Medivir (MVIR) Life Science Summit 2025 summary

Key developments and strategic direction

• Advancing a liver-targeted treatment for advanced liver cancer, aiming to be the first approved option for second-line patients.

• Launching a fully guaranteed rights issue to fund a randomized phase II study with 80 patients, comparing Fostrox plus LENVIMA to LENVIMA alone.

• Early data show over 75% of patients experienced tumor shrinkage, with a median progression time of 10.9 months, outperforming LENVIMA monotherapy.

• The phase II study is set to begin patient enrollment in early 2026, with data expected by mid-2027, supporting a potential registrational program.

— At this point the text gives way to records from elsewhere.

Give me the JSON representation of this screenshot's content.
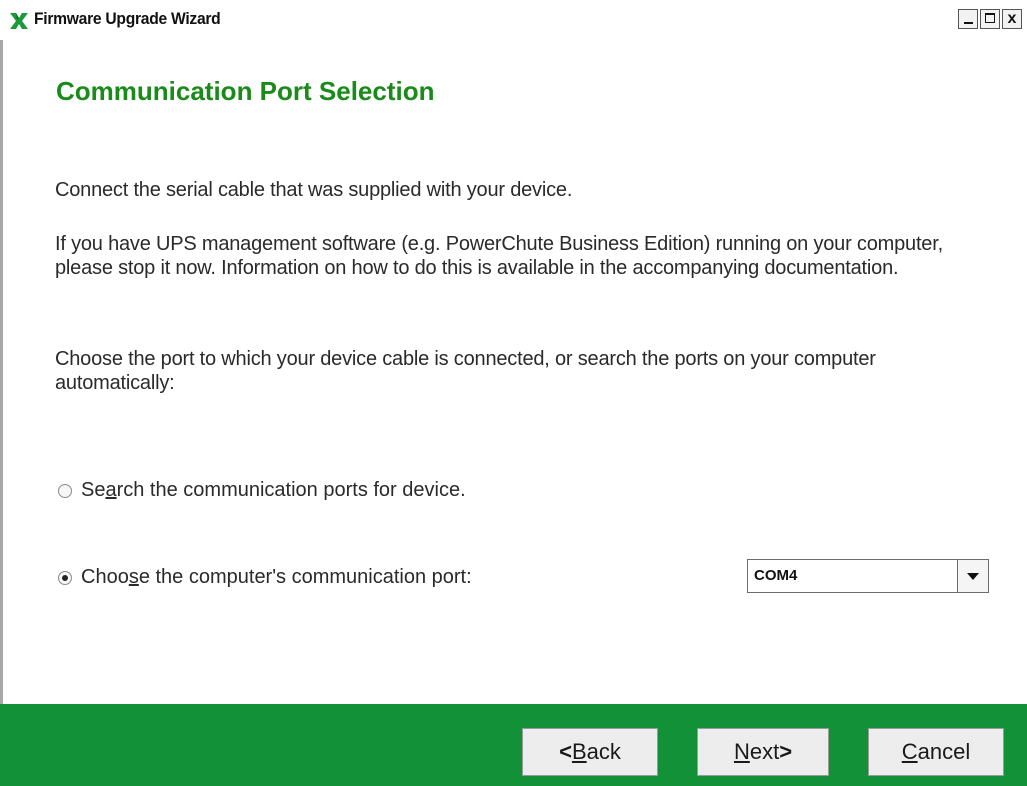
{
  "window": {
    "title": "Firmware Upgrade Wizard",
    "icon": "apc-x-logo-icon",
    "controls": {
      "minimize_icon": "minimize-icon",
      "maximize_icon": "maximize-icon",
      "close_label": "x"
    }
  },
  "page": {
    "heading": "Communication Port Selection",
    "paragraph1": "Connect the serial cable that was supplied with your device.",
    "paragraph2": "If you have UPS management software (e.g. PowerChute Business Edition) running on your computer, please stop it now. Information on how to do this is available in the accompanying documentation.",
    "paragraph3": "Choose the port to which your device cable is connected, or search the ports on your computer automatically:"
  },
  "options": {
    "search": {
      "pre": "Se",
      "mnemonic": "a",
      "post": "rch the communication ports for device.",
      "selected": false
    },
    "choose": {
      "pre": "Choo",
      "mnemonic": "s",
      "post": "e the computer's communication port:",
      "selected": true
    }
  },
  "port_select": {
    "value": "COM4"
  },
  "buttons": {
    "back": {
      "chevron": "<",
      "mnemonic": "B",
      "rest": "ack"
    },
    "next": {
      "mnemonic": "N",
      "rest": "ext",
      "chevron": ">"
    },
    "cancel": {
      "mnemonic": "C",
      "rest": "ancel"
    }
  },
  "colors": {
    "accent_green": "#139139",
    "heading_green": "#1a8a1a"
  }
}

• Extending patent protection for the Fostrox and LENVIMA combination, with approvals in Europe and Japan and more expected.

Market opportunity and competitive landscape

• The second-line advanced liver cancer market is projected to exceed $2.5–3 billion annually, driven by rising fatty liver disease rates.

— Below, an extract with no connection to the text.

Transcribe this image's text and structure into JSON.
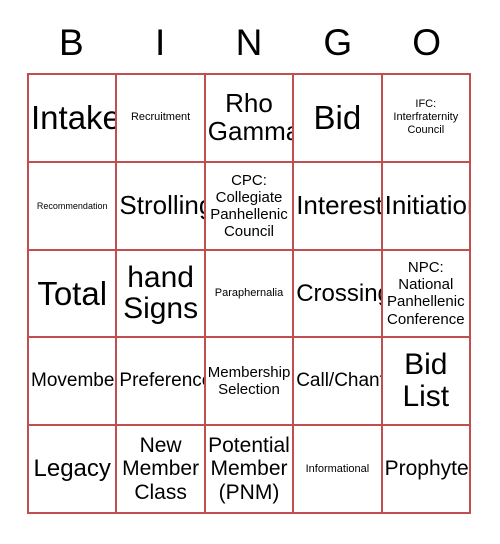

• No approved or funded second-line treatments currently exist, creating a significant unmet need.

• Most competitors focus on first-line immunotherapy combinations, with little development in second-line settings.

• Fostrox offers a novel mechanism, targeting tumor cells while sparing healthy liver tissue, minimizing side effects.

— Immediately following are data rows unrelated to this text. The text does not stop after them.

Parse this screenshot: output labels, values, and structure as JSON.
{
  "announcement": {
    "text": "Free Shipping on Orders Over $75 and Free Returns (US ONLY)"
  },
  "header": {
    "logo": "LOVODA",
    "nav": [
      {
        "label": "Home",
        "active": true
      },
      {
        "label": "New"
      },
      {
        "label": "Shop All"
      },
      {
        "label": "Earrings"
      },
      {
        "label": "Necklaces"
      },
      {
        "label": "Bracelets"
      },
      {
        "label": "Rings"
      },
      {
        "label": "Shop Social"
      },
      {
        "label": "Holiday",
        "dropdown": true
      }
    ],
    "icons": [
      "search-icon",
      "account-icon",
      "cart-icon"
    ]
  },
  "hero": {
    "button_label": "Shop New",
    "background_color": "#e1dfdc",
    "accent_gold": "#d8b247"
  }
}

• The combination patent is strategically important, making it difficult for competitors to bypass.

Pipeline and asset management

• Remetinostat, a phase III-ready asset, was recently out-licensed, with further details to be discussed in a panel.

• Strategic focus remains on advancing Fostrox in liver cancer, while other assets are out-licensed to external partners.

• Dermatology-oncology partnerships for remetinostat do not alter the core strategic focus.

• The company leverages its expertise in prodrug solutions to enable oral administration and liver targeting.

• Ongoing collaborations with Korean research groups facilitate rapid study execution and access to high-prevalence patient populations.